Concept: low therapeutic concentration, temporary and reversible blocking of the medication site. Drugs that cause nerve endings to conduct nerve conflicts and eliminate pain sensation in local tissues

Pharmacological effects: Block the sensory impulses of autonomic nerves and motor nerves at effective concentrations. The impulse blocking effect of motor neurons. Strong combination with epinephrine to reduce the absorption rate of local anesthetics.

Application, local anesthesia method

Topical anesthesia, strong penetration

Infiltration anesthesia, local anesthetic, injected directly into the subcutaneous intradermal base

Nerve block anesthesia, nerve dry anesthesia, wide range of anesthesia

intravenous drug delivery

Epidural anesthesia

closed therapy

spinal or subarachnoid anesthesia

Procaine

Ester short-acting drugs cannot be used for surface anesthesia and are used for infiltration anesthesia and conduction anesthesia. Not to be used in combination with sulfonamides and digitalis

lidocaine

Mid-effect amide drugs have strong penetrating power and rapid onset of action. They can be administered by topical anesthesia, infiltration anesthesia, and local injection.

Tetracaine

Today I often want strong penetration and a strong incubation period for local anesthesia. Long duration of anesthesia

Skin and mucous membrane drugs

Protective agent

Drugs that have a mechanical protective effect on nerve receptors in the skin and mucous membranes and alleviate harmful factors

adsorbent

Insoluble in water, stable in nature

Sprinkle powder: absorb moisture

Pulp medicine

Inactive, soluble in water, the aqueous solution is in a mushy state, and can alleviate physical or chemical irritation.
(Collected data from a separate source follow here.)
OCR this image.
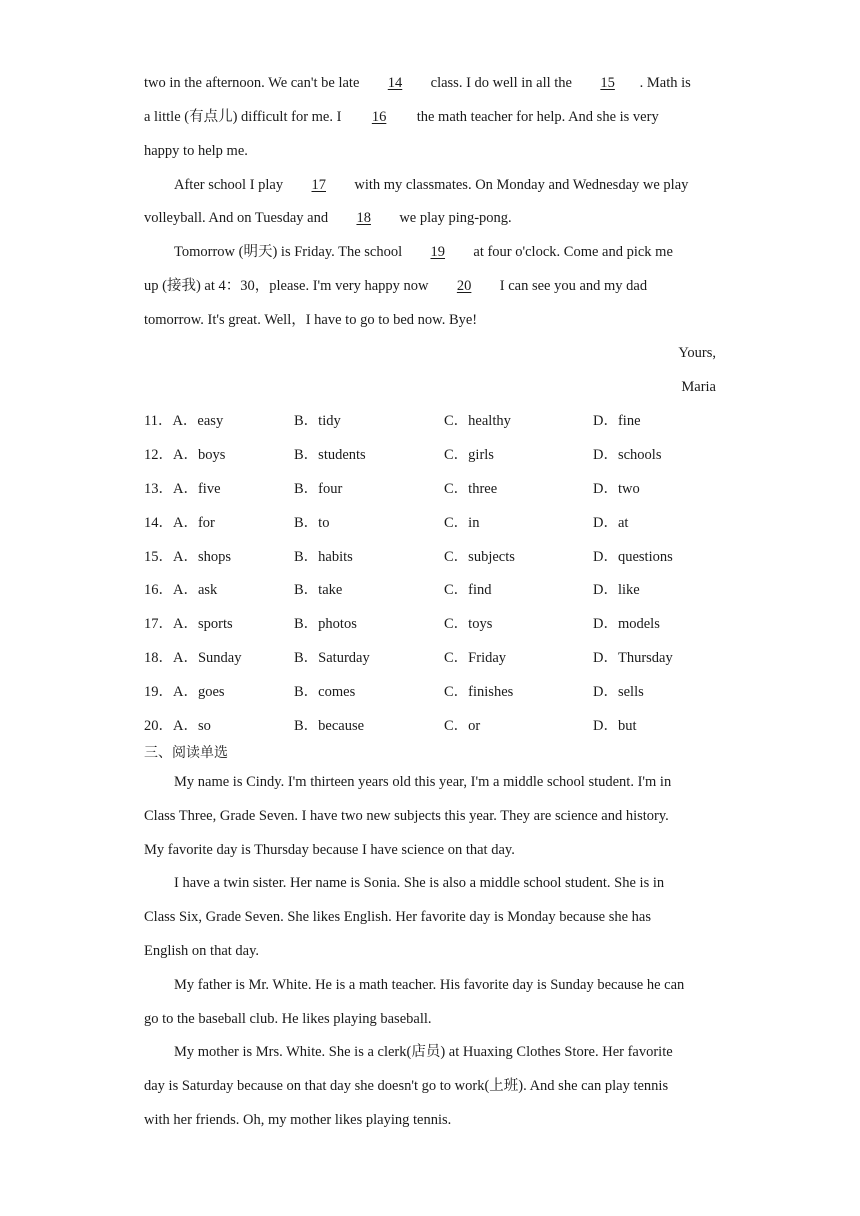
two in the afternoon. We can't be late 14 class. I do well in all the 15 . Math is
a little (有点儿) difficult for me. I 16 the math teacher for help. And she is very
happy to help me.
After school I play 17 with my classmates. On Monday and Wednesday we play
volleyball. And on Tuesday and 18 we play ping-pong.
Tomorrow (明天) is Friday. The school 19 at four o'clock. Come and pick me
up (接我) at 4：30，please. I'm very happy now 20 I can see you and my dad
tomorrow. It's great. Well，I have to go to bed now. Bye!
Yours,
Maria
11．A．easy	B．tidy	C．healthy	D．fine
12．A．boys	B．students	C．girls	D．schools
13．A．five	B．four	C．three	D．two
14．A．for	B．to	C．in	D．at
15．A．shops	B．habits	C．subjects	D．questions
16．A．ask	B．take	C．find	D．like
17．A．sports	B．photos	C．toys	D．models
18．A．Sunday	B．Saturday	C．Friday	D．Thursday
19．A．goes	B．comes	C．finishes	D．sells
20．A．so	B．because	C．or	D．but
三、阅读单选
My name is Cindy. I'm thirteen years old this year, I'm a middle school student. I'm in
Class Three, Grade Seven. I have two new subjects this year. They are science and history.
My favorite day is Thursday because I have science on that day.
I have a twin sister. Her name is Sonia. She is also a middle school student. She is in
Class Six, Grade Seven. She likes English. Her favorite day is Monday because she has
English on that day.
My father is Mr. White. He is a math teacher. His favorite day is Sunday because he can
go to the baseball club. He likes playing baseball.
My mother is Mrs. White. She is a clerk(店员) at Huaxing Clothes Store. Her favorite
day is Saturday because on that day she doesn't go to work(上班). And she can play tennis
with her friends. Oh, my mother likes playing tennis.
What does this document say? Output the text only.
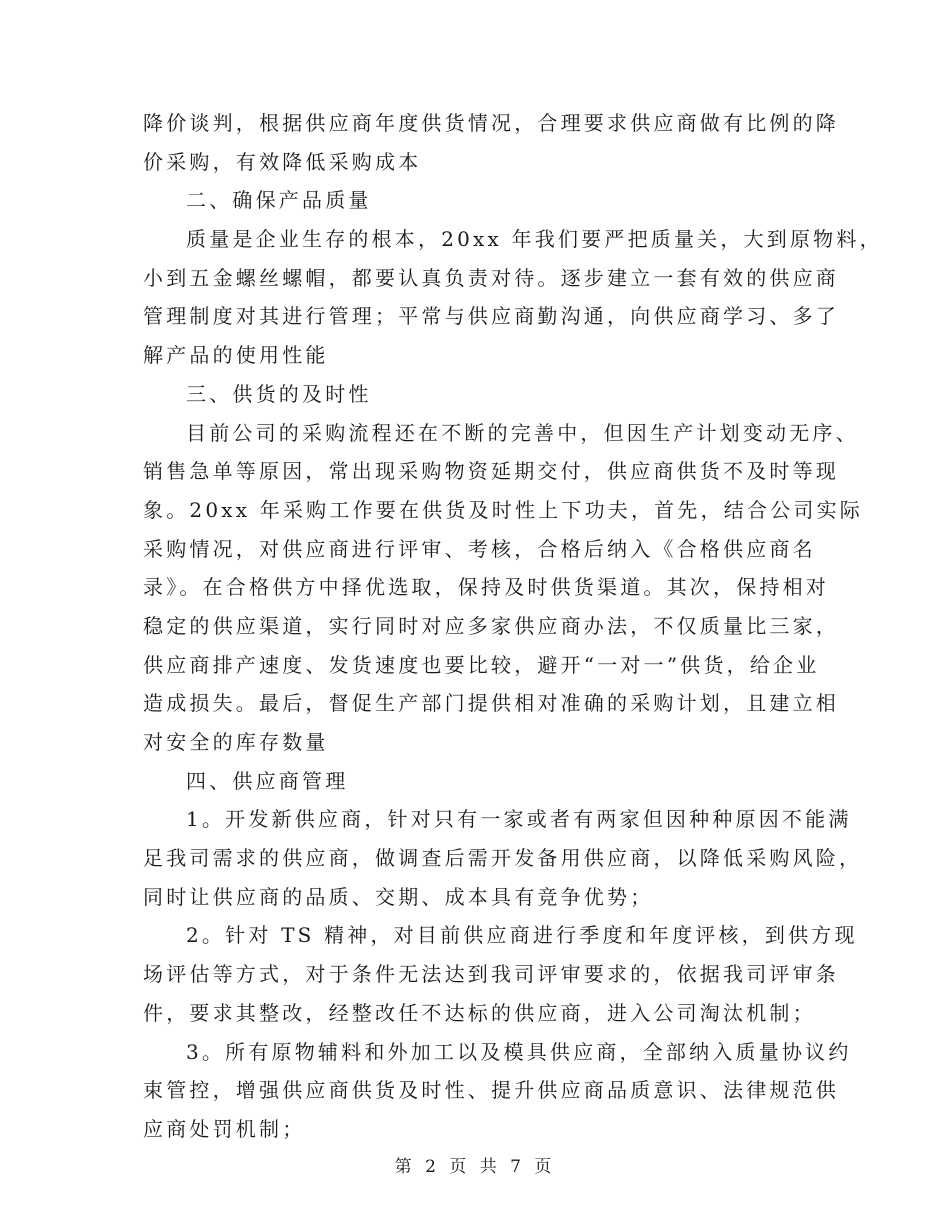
降价谈判，根据供应商年度供货情况，合理要求供应商做有比例的降
价采购，有效降低采购成本
二、确保产品质量
质量是企业生存的根本，20xx 年我们要严把质量关，大到原物料，
小到五金螺丝螺帽，都要认真负责对待。逐步建立一套有效的供应商
管理制度对其进行管理；平常与供应商勤沟通，向供应商学习、多了
解产品的使用性能
三、供货的及时性
目前公司的采购流程还在不断的完善中，但因生产计划变动无序、
销售急单等原因，常出现采购物资延期交付，供应商供货不及时等现
象。20xx 年采购工作要在供货及时性上下功夫，首先，结合公司实际
采购情况，对供应商进行评审、考核，合格后纳入《合格供应商名
录》。在合格供方中择优选取，保持及时供货渠道。其次，保持相对
稳定的供应渠道，实行同时对应多家供应商办法，不仅质量比三家，
供应商排产速度、发货速度也要比较，避开“一对一”供货，给企业
造成损失。最后，督促生产部门提供相对准确的采购计划，且建立相
对安全的库存数量
四、供应商管理
1。开发新供应商，针对只有一家或者有两家但因种种原因不能满
足我司需求的供应商，做调查后需开发备用供应商，以降低采购风险，
同时让供应商的品质、交期、成本具有竞争优势；
2。针对 TS 精神，对目前供应商进行季度和年度评核，到供方现
场评估等方式，对于条件无法达到我司评审要求的，依据我司评审条
件，要求其整改，经整改任不达标的供应商，进入公司淘汰机制；
3。所有原物辅料和外加工以及模具供应商，全部纳入质量协议约
束管控，增强供应商供货及时性、提升供应商品质意识、法律规范供
应商处罚机制；
第 2 页 共 7 页
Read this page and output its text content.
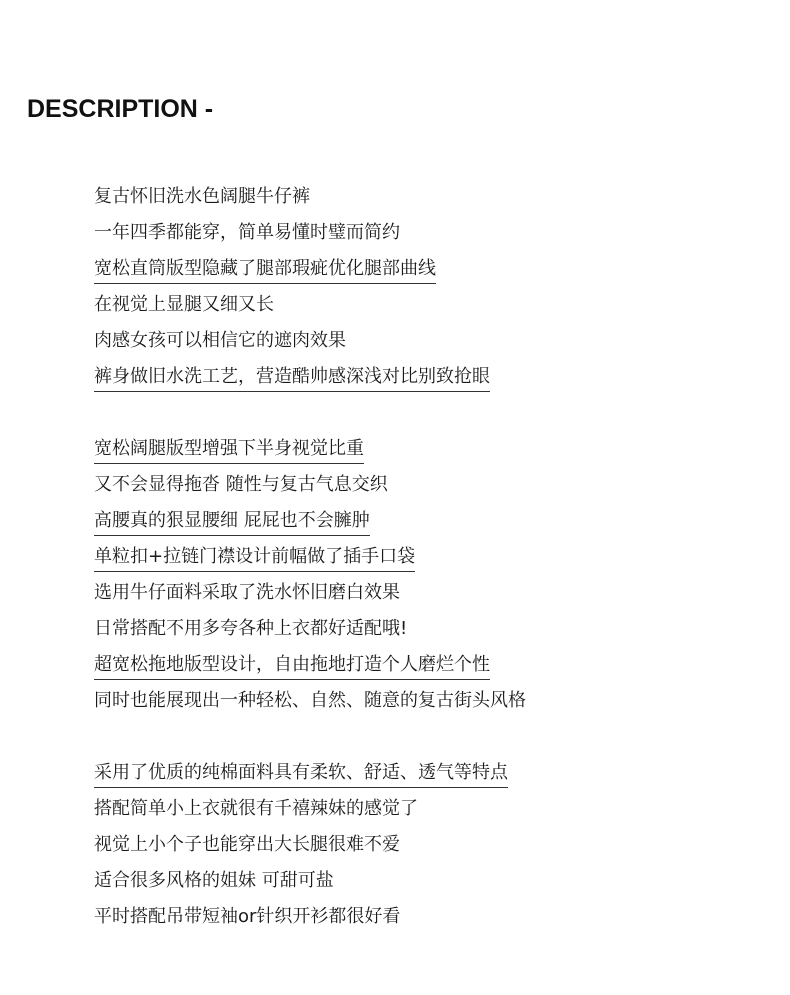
DESCRIPTION -
复古怀旧洗水色阔腿牛仔裤
一年四季都能穿，简单易懂时璧而简约
宽松直筒版型隐藏了腿部瑕疵优化腿部曲线
在视觉上显腿又细又长
肉感女孩可以相信它的遮肉效果
裤身做旧水洗工艺，营造酷帅感深浅对比别致抢眼
宽松阔腿版型增强下半身视觉比重
又不会显得拖沓 随性与复古气息交织
高腰真的狠显腰细 屁屁也不会臃肿
单粒扣+拉链门襟设计前幅做了插手口袋
选用牛仔面料采取了洗水怀旧磨白效果
日常搭配不用多夸各种上衣都好适配哦!
超宽松拖地版型设计，自由拖地打造个人磨烂个性
同时也能展现出一种轻松、自然、随意的复古街头风格
采用了优质的纯棉面料具有柔软、舒适、透气等特点
搭配简单小上衣就很有千禧辣妹的感觉了
视觉上小个子也能穿出大长腿很难不爱
适合很多风格的姐妹 可甜可盐
平时搭配吊带短袖or针织开衫都很好看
Glycerin propylene glycol starch gelatin arabic gum

lubricant

Grease and petrolatum synthetic polymers

Vegetable oils, animal fats, minerals, artificial synthetics

astringent

Precipitates proteins on the surface of damaged or inflamed tissue to form a protective film

Tannic acid, tannic acid protein, amelon

stimulants

Stimulates skin and mucous membrane receptors and sensory nerve endings

turpentine

Ichthyolipid

ammonia solution

Classification

Agonist: A drug that binds to a receptor and activates the receptor to produce effects similar to those of a transmitter.

Antagonist: A drug that cannot activate the receptor after binding to the receptor, hinders the binding of the transmitter to the receptor, and produces an opposite effect to the transmitter.